Italy’s Borrowing Costs Exceed Indonesia'sBy
Mediterranean nation’s yields now top some emerging markets
Bond rout reflects investor concern about incoming government
The Italian government’s borrowing costs have surged to inauspicious territory.
The nation is getting punished in the bond market as the incoming populist government coalition seems ready to boost spending without much regard for European Union budget strictures and mulls the potential creation of assets tantamount to a parallel currency.
The result: An Italian note maturing in February 2028 now yields 10 basis points more than a euro-denominated sovereign from Indonesia due four months later.
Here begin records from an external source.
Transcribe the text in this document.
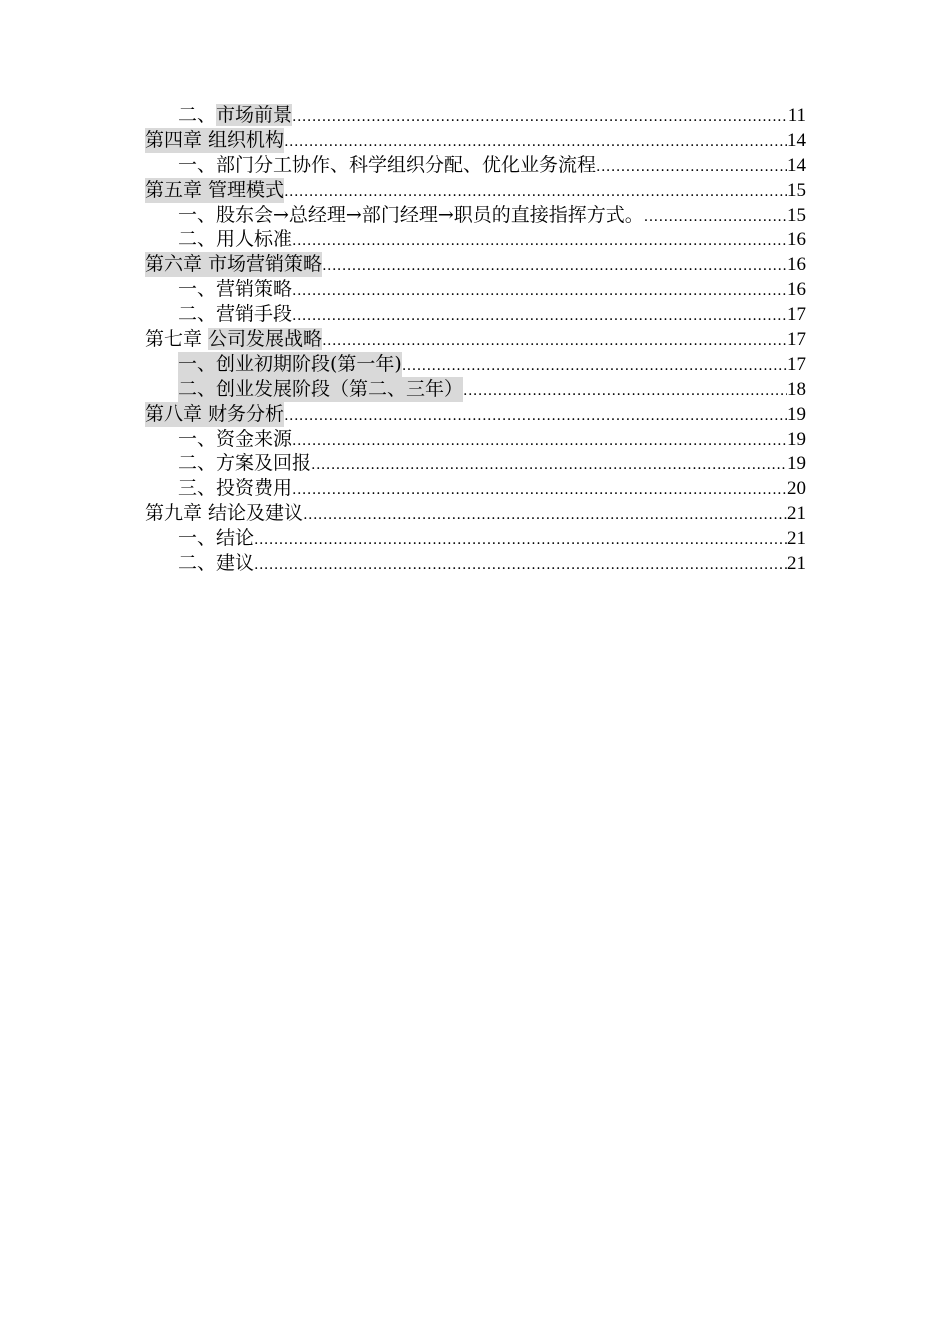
二、市场前景 .....	11
第四章 组织机构 .....	14
一、部门分工协作、科学组织分配、优化业务流程 .....	14
第五章 管理模式 .....	15
一、股东会→总经理→部门经理→职员的直接指挥方式。 .....	15
二、用人标准 .....	16
第六章 市场营销策略 .....	16
一、营销策略 .....	16
二、营销手段 .....	17
第七章 公司发展战略 .....	17
一、创业初期阶段(第一年) .....	17
二、创业发展阶段（第二、三年） .....	18
第八章 财务分析 .....	19
一、资金来源 .....	19
二、方案及回报 .....	19
三、投资费用 .....	20
第九章 结论及建议 .....	21
一、结论 .....	21
二、建议 .....	21
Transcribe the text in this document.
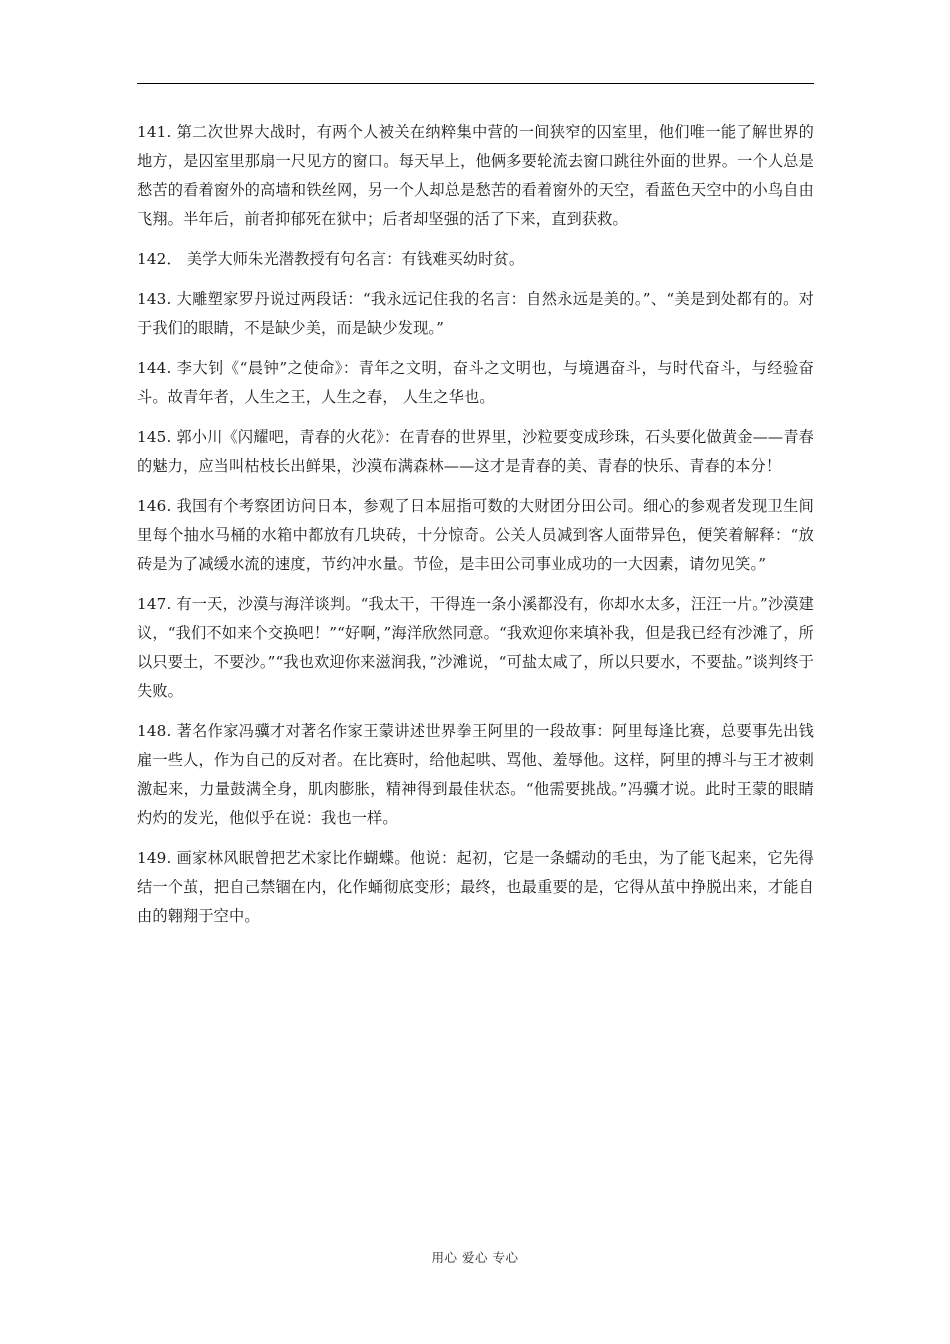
141. 第二次世界大战时，有两个人被关在纳粹集中营的一间狭窄的囚室里，他们唯一能了解世界的地方，是囚室里那扇一尺见方的窗口。每天早上，他俩多要轮流去窗口跳往外面的世界。一个人总是愁苦的看着窗外的高墙和铁丝网，另一个人却总是愁苦的看着窗外的天空，看蓝色天空中的小鸟自由飞翔。半年后，前者抑郁死在狱中；后者却坚强的活了下来，直到获救。

142． 美学大师朱光潜教授有句名言：有钱难买幼时贫。

143. 大雕塑家罗丹说过两段话：“我永远记住我的名言：自然永远是美的。”、“美是到处都有的。对于我们的眼睛，不是缺少美，而是缺少发现。”

144. 李大钊《“晨钟”之使命》：青年之文明，奋斗之文明也，与境遇奋斗，与时代奋斗，与经验奋斗。故青年者，人生之王，人生之春， 人生之华也。

145. 郭小川《闪耀吧，青春的火花》：在青春的世界里，沙粒要变成珍珠，石头要化做黄金——青春的魅力，应当叫枯枝长出鲜果，沙漠布满森林——这才是青春的美、青春的快乐、青春的本分！

146. 我国有个考察团访问日本，参观了日本屈指可数的大财团分田公司。细心的参观者发现卫生间里每个抽水马桶的水箱中都放有几块砖，十分惊奇。公关人员减到客人面带异色，便笑着解释：“放砖是为了减缓水流的速度，节约冲水量。节俭，是丰田公司事业成功的一大因素，请勿见笑。”

147. 有一天，沙漠与海洋谈判。“我太干，干得连一条小溪都没有，你却水太多，汪汪一片。”沙漠建议，“我们不如来个交换吧！”“好啊，”海洋欣然同意。“我欢迎你来填补我，但是我已经有沙滩了，所以只要土，不要沙。”“我也欢迎你来滋润我，”沙滩说，“可盐太咸了，所以只要水，不要盐。”谈判终于失败。

148. 著名作家冯骥才对著名作家王蒙讲述世界拳王阿里的一段故事：阿里每逢比赛，总要事先出钱雇一些人，作为自己的反对者。在比赛时，给他起哄、骂他、羞辱他。这样，阿里的搏斗与王才被刺激起来，力量鼓满全身，肌肉膨胀，精神得到最佳状态。“他需要挑战。”冯骥才说。此时王蒙的眼睛灼灼的发光，他似乎在说：我也一样。

149. 画家林风眠曾把艺术家比作蝴蝶。他说：起初，它是一条蠕动的毛虫，为了能飞起来，它先得结一个茧，把自己禁锢在内，化作蛹彻底变形；最终，也最重要的是，它得从茧中挣脱出来，才能自由的翱翔于空中。

用心 爱心 专心
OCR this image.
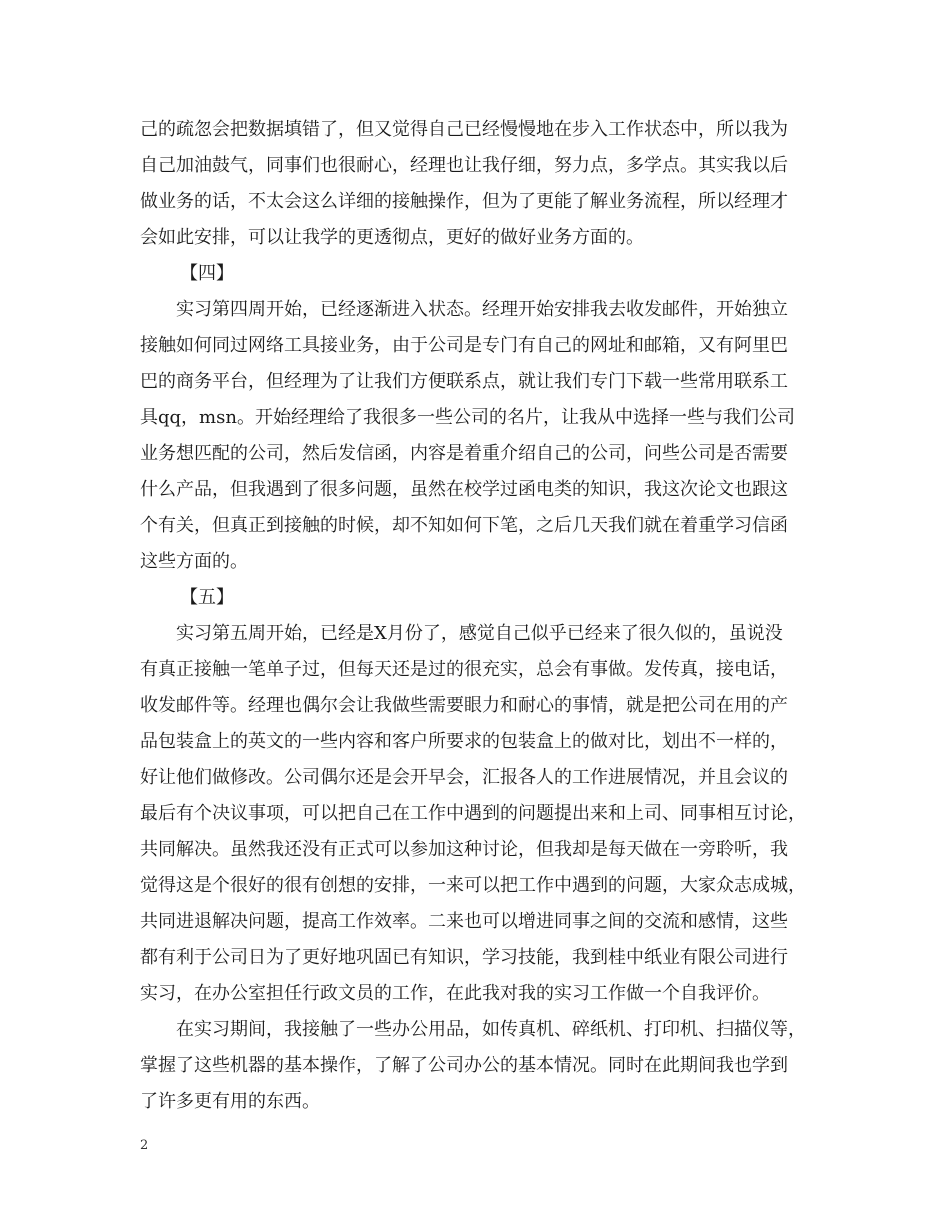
己的疏忽会把数据填错了，但又觉得自己已经慢慢地在步入工作状态中，所以我为
自己加油鼓气，同事们也很耐心，经理也让我仔细，努力点，多学点。其实我以后
做业务的话，不太会这么详细的接触操作，但为了更能了解业务流程，所以经理才
会如此安排，可以让我学的更透彻点，更好的做好业务方面的。
【四】
实习第四周开始，已经逐渐进入状态。经理开始安排我去收发邮件，开始独立
接触如何同过网络工具接业务，由于公司是专门有自己的网址和邮箱，又有阿里巴
巴的商务平台，但经理为了让我们方便联系点，就让我们专门下载一些常用联系工
具qq，msn。开始经理给了我很多一些公司的名片，让我从中选择一些与我们公司
业务想匹配的公司，然后发信函，内容是着重介绍自己的公司，问些公司是否需要
什么产品，但我遇到了很多问题，虽然在校学过函电类的知识，我这次论文也跟这
个有关，但真正到接触的时候，却不知如何下笔，之后几天我们就在着重学习信函
这些方面的。
【五】
实习第五周开始，已经是X月份了，感觉自己似乎已经来了很久似的，虽说没
有真正接触一笔单子过，但每天还是过的很充实，总会有事做。发传真，接电话，
收发邮件等。经理也偶尔会让我做些需要眼力和耐心的事情，就是把公司在用的产
品包装盒上的英文的一些内容和客户所要求的包装盒上的做对比，划出不一样的，
好让他们做修改。公司偶尔还是会开早会，汇报各人的工作进展情况，并且会议的
最后有个决议事项，可以把自己在工作中遇到的问题提出来和上司、同事相互讨论，
共同解决。虽然我还没有正式可以参加这种讨论，但我却是每天做在一旁聆听，我
觉得这是个很好的很有创想的安排，一来可以把工作中遇到的问题，大家众志成城，
共同进退解决问题，提高工作效率。二来也可以增进同事之间的交流和感情，这些
都有利于公司日为了更好地巩固已有知识，学习技能，我到桂中纸业有限公司进行
实习，在办公室担任行政文员的工作，在此我对我的实习工作做一个自我评价。
在实习期间，我接触了一些办公用品，如传真机、碎纸机、打印机、扫描仪等，
掌握了这些机器的基本操作，了解了公司办公的基本情况。同时在此期间我也学到
了许多更有用的东西。
2
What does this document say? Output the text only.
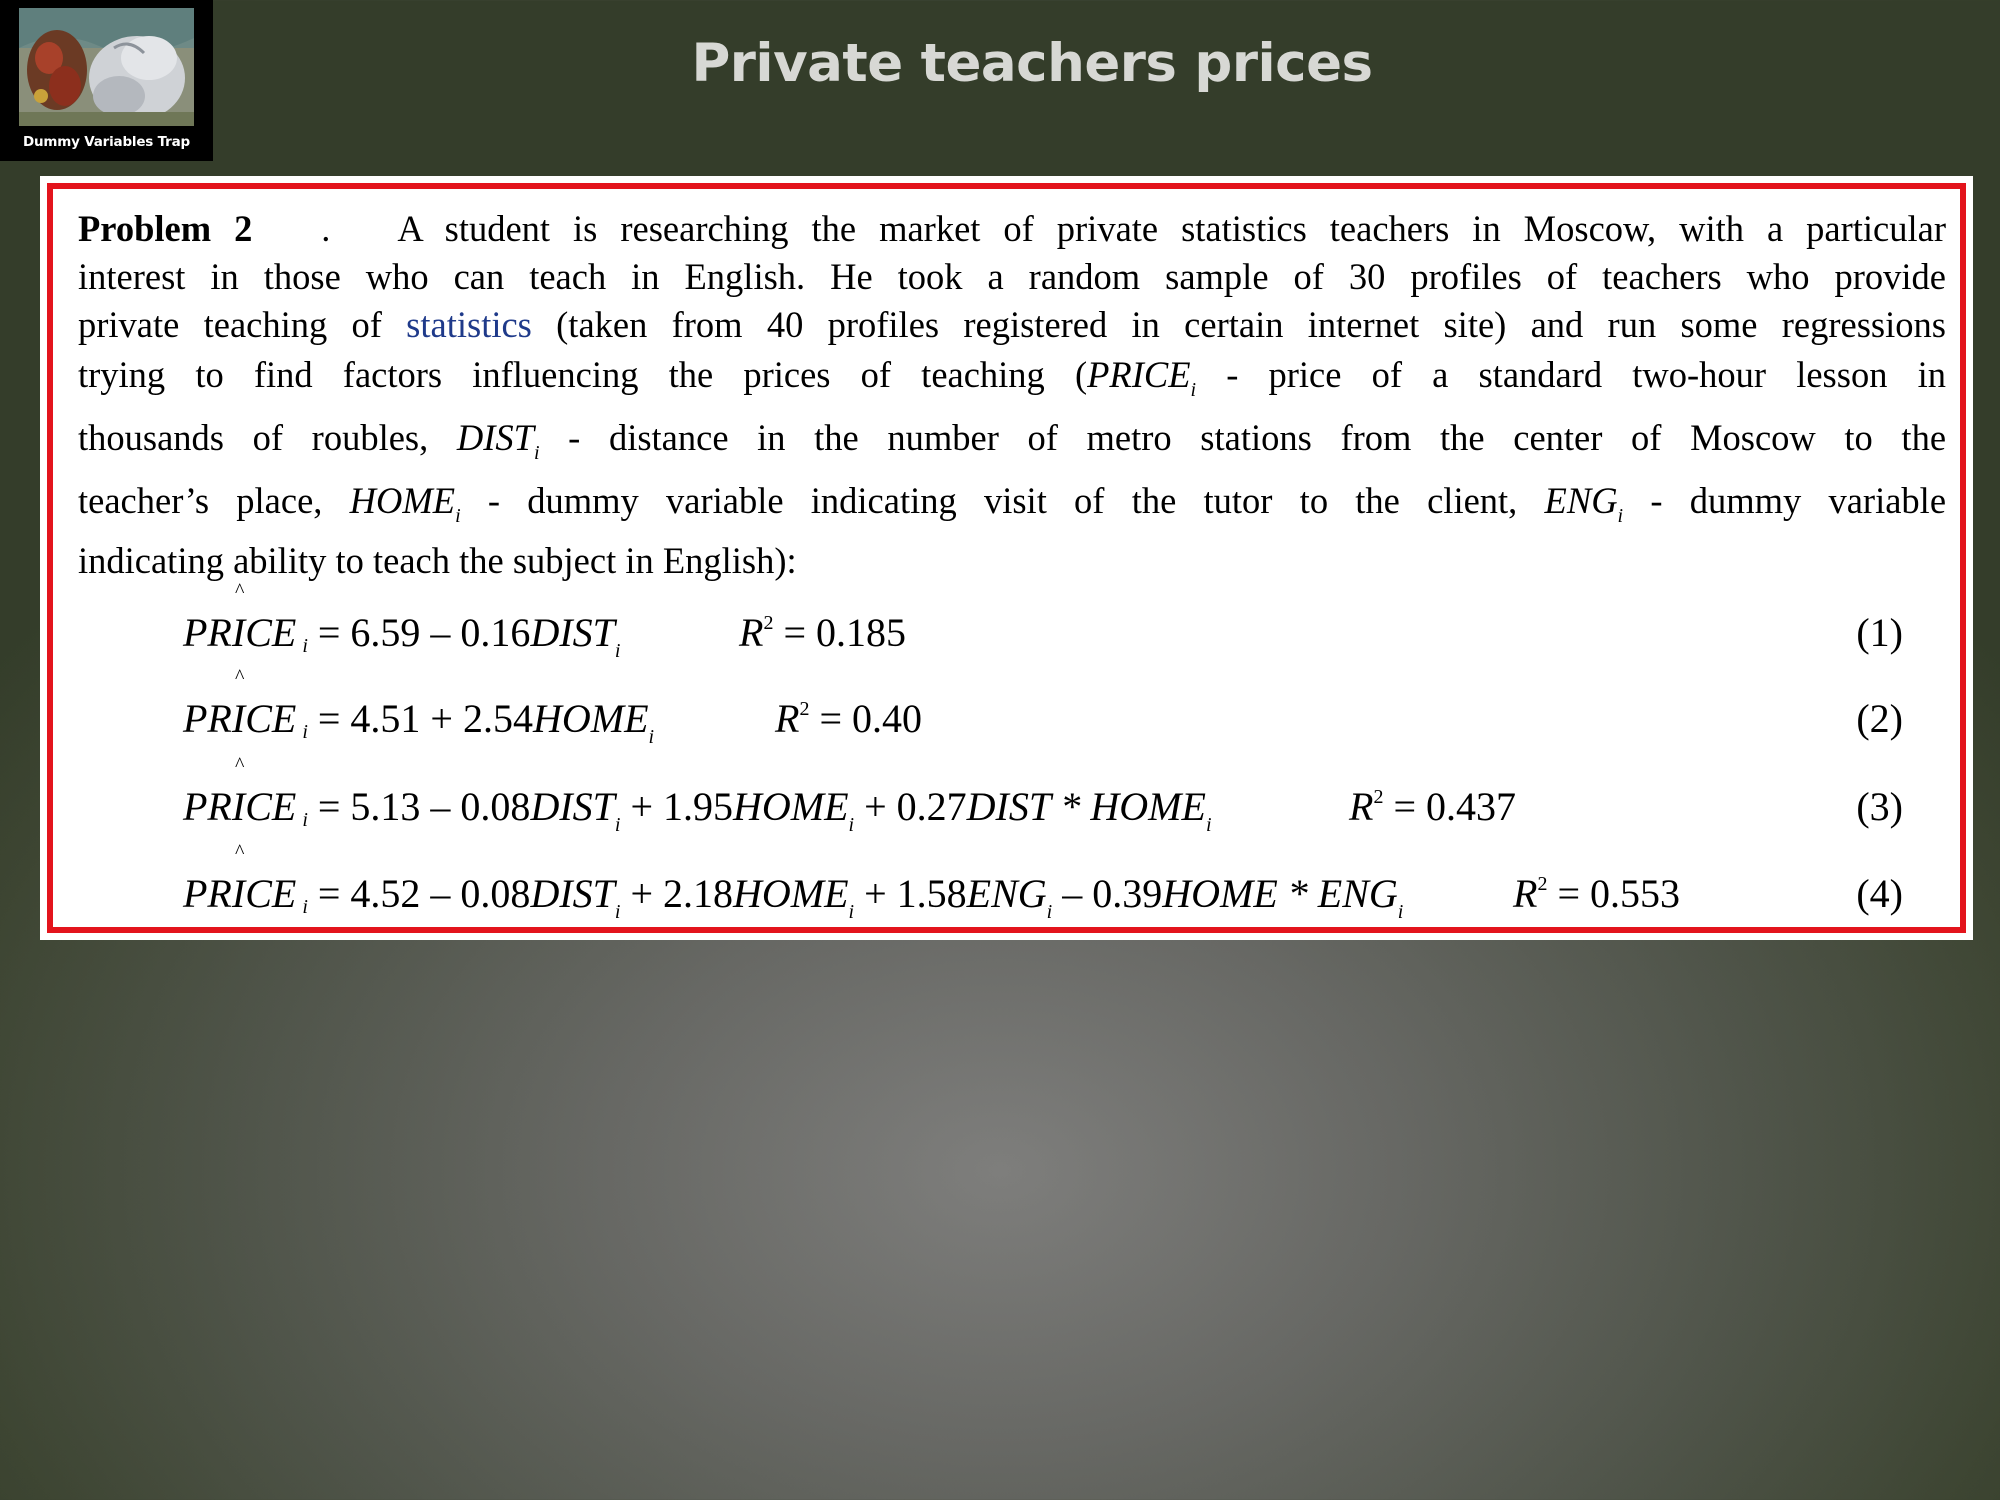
Dummy Variables Trap
Private teachers prices
Problem 2 . A student is researching the market of private statistics teachers in Moscow, with a particular
interest in those who can teach in English. He took a random sample of 30 profiles of teachers who provide
private teaching of statistics (taken from 40 profiles registered in certain internet site) and run some regressions
trying to find factors influencing the prices of teaching ($PRICE_i$ - price of a standard two-hour lesson in
thousands of roubles, $DIST_i$ - distance in the number of metro stations from the center of Moscow to the
teacher’s place, $HOME_i$ - dummy variable indicating visit of the tutor to the client, $ENG_i$ - dummy variable
indicating ability to teach the subject in English):
^
PRICE $i = 6.59 - 0.16DIST_i$	$R^2 = 0.185$	(1)
^
PRICE $i = 4.51 + 2.54HOME_i$	$R^2 = 0.40$	(2)
^
PRICE $i = 5.13 - 0.08DIST_i$ + $1.95HOME_i$ + 0.27DIST * $HOME_i$	$R^2 = 0.437$	(3)
^
PRICE $i = 4.52 - 0.08DIST_i$ + $2.18HOME_i + 1.58ENG_i$ – 0.39HOME * $ENG_i$	$R^2 = 0.553$	(4)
While it’s never a good sign for a developed country to be paying more to borrow than an emerging counterpart, the comparison with Indonesia is particularly grim given that the Southeast Asian country has been among the most-battered during the recent market downdraft for developing nations. The benchmark stock index slumped to an 11-month low while the rupiah has tumbled 4 percent against the greenback in 2018 to hit its weakest level in more than two years.
Bulgaria and Hungary also have euro-denominated debt due between 2026 and 2030 that yields less than Italy’s. Colombia does as well -- and to add insult to injury, that nation actually managed to qualify for the 2018 FIFA World Cup.
Other countries designated as emerging markets with euro-denominated bonds maturing in this span with borrowing costs lower than Italy’s include Chile, Mexico, Latvia, Lithuania, Peru and Poland. S&P Global Ratings judges those countries to be more creditworthy than the Mediterranean nation.